Fiesta y reivindicación

Izaskun Alonso, Juan María Aburto, Itziar Urtasun, Afaf El Haloui, Amalur García y Óscar Fernandez Monroy./JORDI ALEMANY
Izaskun Alonso, Juan María Aburto, Itziar Urtasun, Afaf El Haloui, Amalur García y Óscar Fernandez Monroy. / JORDI ALEMANY

El centro Miribilla Ikastetxea, con el proyecto 'Miribilla's rules', recibe el premio de cooperación al desarrollo 'Bilbao Norte-Sur'

TXEMA SORIA

El salón árabe del Ayuntamiento de Bilbao fue durante unos minutos un espacio en el que hubo fiesta y reivindicaciones sociales. El alcalde, Juan María Aburto, entregó el premio de cooperación al desarrollo ‘Bilbao Norte-Sur’ al centro Miribilla Ikastetxea, que trata de impulsar la convivencia entre los miembros de la comunidad escolar y el barrio a través de la música y el canto con el proyecto ‘Miribilla’s rules’. Con este premio se reconoce la iniciativa de los centros educativos que dedican parte de sus horas lectivas a la formación de valores, especialmente en el ámbito de la solidaridad, la interculturalidad y la defensa de los Derechos Humanos.

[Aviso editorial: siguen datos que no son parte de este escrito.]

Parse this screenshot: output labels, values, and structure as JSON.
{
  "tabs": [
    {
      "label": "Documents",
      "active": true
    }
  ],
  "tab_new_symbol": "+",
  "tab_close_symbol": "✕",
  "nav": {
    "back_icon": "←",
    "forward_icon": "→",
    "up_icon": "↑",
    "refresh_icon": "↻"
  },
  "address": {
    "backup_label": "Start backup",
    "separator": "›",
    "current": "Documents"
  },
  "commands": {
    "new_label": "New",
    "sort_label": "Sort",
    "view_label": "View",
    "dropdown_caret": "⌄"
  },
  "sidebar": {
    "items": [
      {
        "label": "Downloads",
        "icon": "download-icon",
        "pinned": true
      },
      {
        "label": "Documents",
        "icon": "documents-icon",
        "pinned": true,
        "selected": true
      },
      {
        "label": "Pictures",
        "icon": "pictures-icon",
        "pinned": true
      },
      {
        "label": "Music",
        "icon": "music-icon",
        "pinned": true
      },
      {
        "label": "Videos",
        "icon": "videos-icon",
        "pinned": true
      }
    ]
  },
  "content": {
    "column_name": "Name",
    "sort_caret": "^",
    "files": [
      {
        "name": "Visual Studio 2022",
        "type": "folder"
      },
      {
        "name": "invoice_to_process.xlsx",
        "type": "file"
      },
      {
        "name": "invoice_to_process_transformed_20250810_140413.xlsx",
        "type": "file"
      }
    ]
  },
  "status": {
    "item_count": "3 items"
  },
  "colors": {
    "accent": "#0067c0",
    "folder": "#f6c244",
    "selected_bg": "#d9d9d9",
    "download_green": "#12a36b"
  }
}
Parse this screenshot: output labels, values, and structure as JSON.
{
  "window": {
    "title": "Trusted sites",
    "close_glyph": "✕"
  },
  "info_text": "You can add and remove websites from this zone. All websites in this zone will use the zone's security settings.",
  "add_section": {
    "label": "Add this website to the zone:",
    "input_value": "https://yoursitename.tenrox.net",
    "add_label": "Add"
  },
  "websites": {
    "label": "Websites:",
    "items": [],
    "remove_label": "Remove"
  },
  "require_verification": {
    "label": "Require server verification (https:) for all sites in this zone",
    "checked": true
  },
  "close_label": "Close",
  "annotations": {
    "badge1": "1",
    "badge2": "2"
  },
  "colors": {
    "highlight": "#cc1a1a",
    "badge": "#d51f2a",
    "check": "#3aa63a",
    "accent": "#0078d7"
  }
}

El alcalde de la villa, en su versión más cariñosa y cercana, se detuvo a charlar con los niños del colegio bilbaíno, donde comparten aula jóvenes procedentes de 24 países y con siete religiones distintas, que se acercaron al consistorio a recoger el premio obtenido. «Todos sois diferentes -comenzó el primer edil- pero es más lo que os une que lo que os separa. Queremos y debemos ser capaces de vivir en igualdad». En su intervención remarcó dos ideas claves, que la diferencia es una riqueza y que Bilbao es una ciudad de valores.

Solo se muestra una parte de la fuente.